Love, like Words and Breath, descends to us and dwells among us and eventually brings us home.

That is what we as God’s children, as Christ followers, as people of the Spirit are called to do, too. We are called to reach out to the least among us, to the most vulnerable among, to those brought low by the powers that be, by the powers that keep knees to necks.

The parable of the Good Samaritan has been on my mind these days. One of the last public events I was  part of a pastor here in Middletown was the Lenten Study at the Methodist church where we discussed the Good Samaritan story. That story that Jesus tells is the parallel, mirror image of what we saw in Minneapolis some two weeks ago. The Good Samaritan, a Black American of his time and place, reaches down to a Judean left to die after being robbed and beaten. He reaches down not with a hateful knee and hands in pockets but with love-filled hands and knees to the ground. Moved with compassion, the Black American of his time and place tends to the needs of a fellow human being in dire straits. Not only that, he dwells with him awhile, carrying him on his donkey to Jericho and to care in an Inn there.

Let me end with this. That we are called to be kind and compassionate to strangers is not the most important lesson Jesus tells us with the story of the Good Samaritan. Of course, we are supposed to be kind and compassionate. That’s what human beings ought to do. Every child knows this. The real point Jesus reveals is this: the Other – the the dismissed and despised in his day Samaritan, a Black American, a Brown Immigrant – is who we are to follow. Jesus is calling us out of our easy chairs, out our comfort zone, out of our default settings, out of our this is the way its always been done modes, out of our whiteness so we can see the Black American of the story as our guide, as our teacher, as our model to follow, as the hero of the story. The real scandal and truth of the story is that we must move beyond ourselves and follow the Good African-American in the story.

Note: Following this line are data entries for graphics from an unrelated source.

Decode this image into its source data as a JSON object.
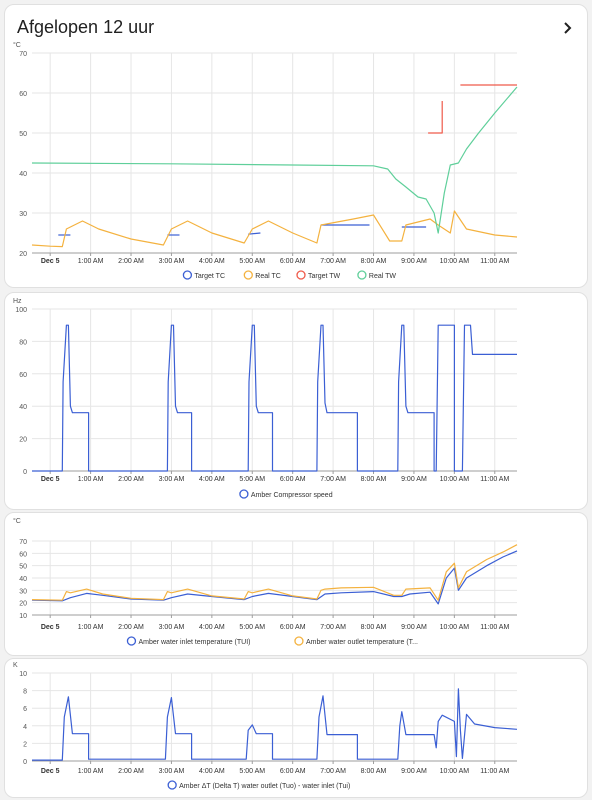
{
  "card": {
    "title": "Afgelopen 12 uur",
    "more_icon": "chevron-right-icon"
  },
  "colors": {
    "blue": "#3b5fd4",
    "orange": "#f4b23f",
    "red": "#ef5a4a",
    "green": "#5fcf9a",
    "grid": "#e6e6e6",
    "axis": "#9e9e9e"
  },
  "x_ticks": [
    "Dec 5",
    "1:00 AM",
    "2:00 AM",
    "3:00 AM",
    "4:00 AM",
    "5:00 AM",
    "6:00 AM",
    "7:00 AM",
    "8:00 AM",
    "9:00 AM",
    "10:00 AM",
    "11:00 AM"
  ],
  "chart_data": [
    {
      "type": "line",
      "unit": "°C",
      "ylim": [
        20,
        70
      ],
      "yticks": [
        20,
        30,
        40,
        50,
        60,
        70
      ],
      "x_range": [
        -0.45,
        11.55
      ],
      "legend": "bottom",
      "series": [
        {
          "name": "Target TC",
          "color": "#3b5fd4",
          "segments": [
            [
              [
                0.2,
                24.5
              ],
              [
                0.5,
                24.5
              ]
            ],
            [
              [
                2.9,
                24.5
              ],
              [
                3.2,
                24.5
              ]
            ],
            [
              [
                4.9,
                24.7
              ],
              [
                5.2,
                25
              ]
            ],
            [
              [
                6.7,
                27
              ],
              [
                7.9,
                27
              ]
            ],
            [
              [
                8.7,
                26.5
              ],
              [
                9.3,
                26.5
              ]
            ]
          ]
        },
        {
          "name": "Real TC",
          "color": "#f4b23f",
          "segments": [
            [
              [
                -0.45,
                22
              ],
              [
                0,
                21.7
              ],
              [
                0.3,
                21.6
              ],
              [
                0.4,
                26
              ],
              [
                0.6,
                27
              ],
              [
                0.8,
                28
              ],
              [
                1.2,
                26
              ],
              [
                2.0,
                23.5
              ],
              [
                2.8,
                22
              ],
              [
                3.0,
                26
              ],
              [
                3.4,
                28
              ],
              [
                4.0,
                25
              ],
              [
                4.8,
                22.5
              ],
              [
                5.0,
                26
              ],
              [
                5.4,
                28
              ],
              [
                6.0,
                25
              ],
              [
                6.6,
                22.5
              ],
              [
                6.7,
                27
              ],
              [
                7.5,
                28.5
              ],
              [
                8.0,
                29.5
              ],
              [
                8.4,
                23
              ],
              [
                8.7,
                23
              ],
              [
                8.8,
                27
              ],
              [
                9.4,
                28.5
              ],
              [
                9.6,
                27
              ],
              [
                9.9,
                25
              ],
              [
                10.0,
                30.5
              ],
              [
                10.3,
                26
              ],
              [
                11.0,
                24.5
              ],
              [
                11.55,
                24
              ]
            ]
          ]
        },
        {
          "name": "Target TW",
          "color": "#ef5a4a",
          "segments": [
            [
              [
                9.35,
                50
              ],
              [
                9.7,
                50
              ],
              [
                9.7,
                58
              ]
            ],
            [
              [
                10.15,
                62
              ],
              [
                11.55,
                62
              ]
            ]
          ]
        },
        {
          "name": "Real TW",
          "color": "#5fcf9a",
          "segments": [
            [
              [
                -0.45,
                42.5
              ],
              [
                3,
                42.3
              ],
              [
                6,
                42
              ],
              [
                8.0,
                41.8
              ],
              [
                8.35,
                41
              ],
              [
                8.55,
                38.5
              ],
              [
                8.8,
                36.5
              ],
              [
                9.1,
                34
              ],
              [
                9.3,
                33.5
              ],
              [
                9.5,
                30
              ],
              [
                9.6,
                25
              ],
              [
                9.75,
                35
              ],
              [
                9.9,
                42
              ],
              [
                10.1,
                42.5
              ],
              [
                10.3,
                46
              ],
              [
                10.6,
                50
              ],
              [
                11.0,
                55
              ],
              [
                11.55,
                61.5
              ]
            ]
          ]
        }
      ]
    },
    {
      "type": "line",
      "unit": "Hz",
      "ylim": [
        0,
        100
      ],
      "yticks": [
        0,
        20,
        40,
        60,
        80,
        100
      ],
      "x_range": [
        -0.45,
        11.55
      ],
      "legend": "bottom",
      "series": [
        {
          "name": "Amber Compressor speed",
          "color": "#3b5fd4",
          "segments": [
            [
              [
                -0.45,
                0
              ],
              [
                0.3,
                0
              ],
              [
                0.32,
                55
              ],
              [
                0.4,
                90
              ],
              [
                0.45,
                90
              ],
              [
                0.5,
                40
              ],
              [
                0.55,
                36
              ],
              [
                0.95,
                36
              ],
              [
                0.95,
                0
              ],
              [
                2.9,
                0
              ],
              [
                2.92,
                55
              ],
              [
                3.0,
                90
              ],
              [
                3.05,
                90
              ],
              [
                3.1,
                40
              ],
              [
                3.15,
                36
              ],
              [
                3.5,
                36
              ],
              [
                3.5,
                0
              ],
              [
                4.9,
                0
              ],
              [
                4.92,
                55
              ],
              [
                5.0,
                90
              ],
              [
                5.05,
                90
              ],
              [
                5.1,
                40
              ],
              [
                5.15,
                36
              ],
              [
                5.5,
                36
              ],
              [
                5.5,
                0
              ],
              [
                6.6,
                0
              ],
              [
                6.62,
                55
              ],
              [
                6.7,
                90
              ],
              [
                6.75,
                90
              ],
              [
                6.8,
                42
              ],
              [
                6.85,
                36
              ],
              [
                7.6,
                36
              ],
              [
                7.6,
                0
              ],
              [
                8.6,
                0
              ],
              [
                8.62,
                55
              ],
              [
                8.7,
                90
              ],
              [
                8.75,
                90
              ],
              [
                8.8,
                40
              ],
              [
                8.85,
                36
              ],
              [
                9.5,
                36
              ],
              [
                9.5,
                0
              ],
              [
                9.55,
                0
              ],
              [
                9.6,
                90
              ],
              [
                10.0,
                90
              ],
              [
                10.0,
                0
              ],
              [
                10.2,
                0
              ],
              [
                10.25,
                90
              ],
              [
                10.4,
                90
              ],
              [
                10.45,
                72
              ],
              [
                11.55,
                72
              ]
            ]
          ]
        }
      ]
    },
    {
      "type": "line",
      "unit": "°C",
      "ylim": [
        10,
        70
      ],
      "yticks": [
        10,
        20,
        30,
        40,
        50,
        60,
        70
      ],
      "x_range": [
        -0.45,
        11.55
      ],
      "legend": "bottom",
      "series": [
        {
          "name": "Amber water inlet temperature (TUI)",
          "color": "#3b5fd4",
          "segments": [
            [
              [
                -0.45,
                22
              ],
              [
                0.3,
                21.5
              ],
              [
                0.5,
                24
              ],
              [
                0.9,
                27.5
              ],
              [
                1.3,
                26
              ],
              [
                2.0,
                23
              ],
              [
                2.8,
                22
              ],
              [
                3.0,
                24
              ],
              [
                3.4,
                27
              ],
              [
                4.0,
                25
              ],
              [
                4.8,
                22.5
              ],
              [
                5.0,
                25
              ],
              [
                5.4,
                27.5
              ],
              [
                6.0,
                25
              ],
              [
                6.6,
                22.5
              ],
              [
                6.8,
                27
              ],
              [
                7.2,
                28
              ],
              [
                8.0,
                29
              ],
              [
                8.5,
                25
              ],
              [
                8.7,
                25
              ],
              [
                8.9,
                27
              ],
              [
                9.4,
                28.5
              ],
              [
                9.6,
                19
              ],
              [
                9.8,
                40
              ],
              [
                10.0,
                48
              ],
              [
                10.1,
                30
              ],
              [
                10.3,
                40
              ],
              [
                10.8,
                50
              ],
              [
                11.2,
                57
              ],
              [
                11.55,
                62
              ]
            ]
          ]
        },
        {
          "name": "Amber water outlet temperature (T...",
          "color": "#f4b23f",
          "segments": [
            [
              [
                -0.45,
                22.5
              ],
              [
                0.3,
                22
              ],
              [
                0.4,
                29
              ],
              [
                0.5,
                28
              ],
              [
                0.9,
                31
              ],
              [
                1.3,
                27
              ],
              [
                2.0,
                23.5
              ],
              [
                2.8,
                22.5
              ],
              [
                2.9,
                29
              ],
              [
                3.0,
                28
              ],
              [
                3.4,
                31
              ],
              [
                4.0,
                25.5
              ],
              [
                4.8,
                23
              ],
              [
                4.9,
                29
              ],
              [
                5.0,
                28
              ],
              [
                5.4,
                31
              ],
              [
                6.0,
                25.5
              ],
              [
                6.6,
                23
              ],
              [
                6.7,
                30
              ],
              [
                6.8,
                31
              ],
              [
                7.2,
                32
              ],
              [
                8.0,
                32.5
              ],
              [
                8.5,
                26
              ],
              [
                8.7,
                26
              ],
              [
                8.8,
                31
              ],
              [
                9.4,
                32
              ],
              [
                9.6,
                22
              ],
              [
                9.8,
                45
              ],
              [
                10.0,
                52
              ],
              [
                10.1,
                32
              ],
              [
                10.3,
                45
              ],
              [
                10.8,
                55
              ],
              [
                11.2,
                61
              ],
              [
                11.55,
                67
              ]
            ]
          ]
        }
      ]
    },
    {
      "type": "line",
      "unit": "K",
      "ylim": [
        0,
        10
      ],
      "yticks": [
        0,
        2,
        4,
        6,
        8,
        10
      ],
      "x_range": [
        -0.45,
        11.55
      ],
      "legend": "bottom",
      "series": [
        {
          "name": "Amber ΔT (Delta T) water outlet (Tuo) - water inlet (Tui)",
          "color": "#3b5fd4",
          "segments": [
            [
              [
                -0.45,
                0.1
              ],
              [
                0.3,
                0.1
              ],
              [
                0.35,
                5
              ],
              [
                0.45,
                7.3
              ],
              [
                0.55,
                3.1
              ],
              [
                0.95,
                3.1
              ],
              [
                0.95,
                0.2
              ],
              [
                2.85,
                0.2
              ],
              [
                2.9,
                5
              ],
              [
                3.0,
                7.2
              ],
              [
                3.1,
                3.1
              ],
              [
                3.5,
                3.1
              ],
              [
                3.5,
                0.2
              ],
              [
                4.85,
                0.2
              ],
              [
                4.9,
                3.5
              ],
              [
                5.0,
                4.1
              ],
              [
                5.1,
                3.1
              ],
              [
                5.5,
                3.1
              ],
              [
                5.5,
                0.2
              ],
              [
                6.6,
                0.2
              ],
              [
                6.65,
                5
              ],
              [
                6.75,
                7.4
              ],
              [
                6.85,
                3.0
              ],
              [
                7.6,
                3.0
              ],
              [
                7.6,
                0.2
              ],
              [
                8.6,
                0.2
              ],
              [
                8.65,
                4
              ],
              [
                8.7,
                5.6
              ],
              [
                8.8,
                3.0
              ],
              [
                9.5,
                3.0
              ],
              [
                9.55,
                1.5
              ],
              [
                9.6,
                4.5
              ],
              [
                9.7,
                5.2
              ],
              [
                10.0,
                4.5
              ],
              [
                10.05,
                0.5
              ],
              [
                10.1,
                8.2
              ],
              [
                10.15,
                3.5
              ],
              [
                10.2,
                0.3
              ],
              [
                10.3,
                5.3
              ],
              [
                10.5,
                4.2
              ],
              [
                11.0,
                3.8
              ],
              [
                11.55,
                3.6
              ]
            ]
          ]
        }
      ]
    }
  ]
}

And for us who are White that means what? That means us, myself first and foremost, descending from our high places where we are above it all and getting into the muck and mire and ugliness of our history. That means us coming down from our power and privilege and dwelling among Black Americans, even if at first through a book or a documentary. It means us being moved by compassion, which literally means felling pain with another. It means us reaching out to the down and out, to all who suffer beginning with those who suffer most and hearing the hard stories have to tell, the difficult lessons they have to teach, and the tough compassion they guide us with.

Reaching down and dwelling among, that is the truth we need to hear and be doers of

May it be so. May it be so. May it be so.

In the name of Father God, Mother Spirit, and Christ the Son, Amen.